- Born: October 25, 1926 Makhachkala, Dagestan, Soviet Union
- Died: October 23, 1959 (aged 32) Vnukovo International Airport, Moscow, Soviet Union
- Education: Dagestan Medical Institute School of Music Moscow Conservatory
- Occupation: Composer
- Known for: Soviet-era compositions, musical contributions to Dagestan
- Notable work: Daughter of Dagestan, Song of Oilers
- Honors: Two music schools and a street named after him in Makhachkala; commemorative plaque (2010)

= Sergei Agababov =

Russian composer

Sergei Artyomevich Agababov (Серге́й Артемьевич Агабабов, 25 October 1926, in Makhachkala, Dagestan – 23 October 1959, in Vnukovo International Airport, Moscow, USSR) was a Soviet composer of Armenian origin.

==Biography==
Agababov was born on 25 October 1926 in Makhachkala.

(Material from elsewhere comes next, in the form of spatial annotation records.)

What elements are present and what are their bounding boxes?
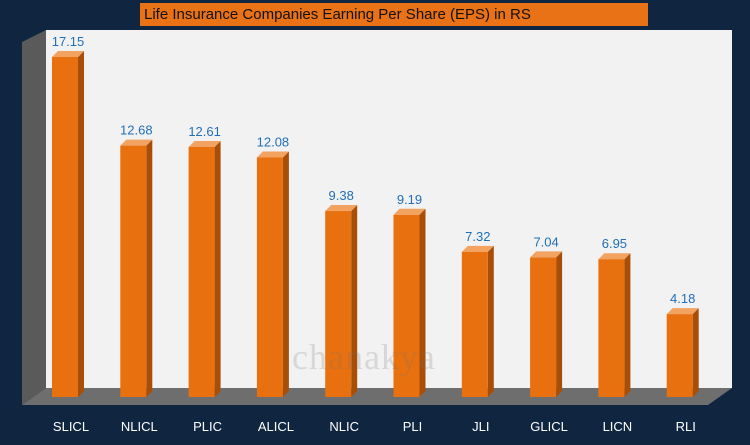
bar-rli	[666, 314, 693, 397]
watermark-logo: chanakya	[292, 337, 436, 377]
x-tick-label-nlicl: NLICL	[121, 419, 158, 434]
x-tick-label-licn: LICN	[603, 419, 633, 434]
bar-top-glicl	[530, 251, 563, 258]
bar-top-rli	[666, 308, 699, 315]
x-axis-tick-labels: SLICL NLICL PLIC ALICL NLIC PLI JLI GLICL LICN RL…	[53, 419, 696, 434]
bar-side-licn	[624, 253, 631, 397]
data-label-alicl: 12.08	[257, 135, 290, 150]
bar-nlic	[325, 211, 352, 397]
bar-side-rli	[692, 308, 699, 397]
bar-top-pli	[393, 208, 426, 215]
x-tick-label-jli: JLI	[472, 419, 489, 434]
bar-alicl	[256, 157, 283, 397]
data-label-jli: 7.32	[465, 229, 490, 244]
data-labels-group: 17.15 12.68 12.61 12.08 9.38 9.19 7.32 7.04 6.95…	[52, 34, 696, 306]
data-label-pli: 9.19	[397, 192, 422, 207]
x-tick-label-alicl: ALICL	[258, 419, 294, 434]
data-label-licn: 6.95	[602, 236, 627, 251]
bar-glicl	[530, 257, 557, 397]
bar-jli	[461, 251, 488, 397]
bar-top-plic	[188, 141, 221, 148]
plot-side-wall	[22, 30, 46, 405]
data-label-slicl: 17.15	[52, 34, 85, 49]
bar-slicl	[52, 57, 78, 397]
bar-side-glicl	[556, 251, 563, 397]
bar-nlicl	[120, 145, 147, 397]
data-label-nlic: 9.38	[329, 188, 354, 203]
bar-side-nlic	[351, 205, 358, 397]
bar-top-licn	[598, 253, 631, 260]
data-label-plic: 12.61	[188, 124, 221, 139]
bar-top-jli	[461, 245, 494, 252]
bar-side-slicl	[78, 51, 84, 397]
data-label-rli: 4.18	[670, 291, 695, 306]
bar-plic	[188, 147, 215, 397]
bar-side-plic	[214, 141, 221, 397]
x-tick-label-nlic: NLIC	[329, 419, 359, 434]
x-tick-label-glicl: GLICL	[530, 419, 568, 434]
chart-title: Life Insurance Companies Earning Per Sha…	[140, 3, 648, 26]
x-tick-label-plic: PLIC	[193, 419, 222, 434]
bar-top-nlicl	[120, 139, 153, 146]
bar-side-alicl	[282, 151, 289, 397]
bars-group	[52, 51, 699, 397]
data-label-glicl: 7.04	[533, 234, 558, 249]
bar-licn	[598, 259, 625, 397]
bar-side-nlicl	[146, 139, 153, 397]
x-tick-label-pli: PLI	[403, 419, 423, 434]
data-label-nlicl: 12.68	[120, 123, 153, 138]
bar-pli	[393, 214, 420, 397]
bar-top-slicl	[52, 51, 84, 57]
x-tick-label-slicl: SLICL	[53, 419, 89, 434]
x-tick-label-rli: RLI	[676, 419, 696, 434]
bar-side-jli	[487, 245, 494, 397]
bar-side-pli	[419, 208, 426, 397]
bar-top-nlic	[325, 205, 358, 212]
bar-top-alicl	[256, 151, 289, 158]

In 1951, he graduated with honours from both Dagestan Medical Institute, and the School of Music, in which he wrote his first song, Daughter of Dagestan and Song of Oilers. Having made his choice in favour of music, he entered the Moscow Conservatoire in 1952 in the composition class of Anatoly Alexandrov.

==Death==

On October 23, 1959, 2 days before his 33rd birthday, Agababov boarded Aeroflot Flight 200, an Ilyushin Il-14 flying from Baku to Moscow with stops in Makhachkala, Astrakhan and Stalingrad. Weather delayed the flight from the start. The flight arrived at Stalingrad with a delay of more than two hours. At 14:20 the aircraft approached Vnukovo, but the airport was closed due to meteorological conditions. Two hours after take-off, it arrived back in Stalingrad. At 18:50 the crew, being on duty for almost 14 hours, made a second takeoff. At 22:10 on the approach to the Vnukovo airport in low cloud cover when trying to land the plane, it touched trees 700 meters from the runway, fell to the forest, and was burned and destroyed. Only one person on board survived the crash, a passenger. All 5 crew members and the other 23 passengers, among whom was Sergei Artemyevitch Agababov, were killed.

==Honours==
Two schools of music and a street in Makhachkala have been named after Agababov, and, in 2010, a commemorative plaque was unveiled on the house in Buinakskaya Street where he was born and grew up.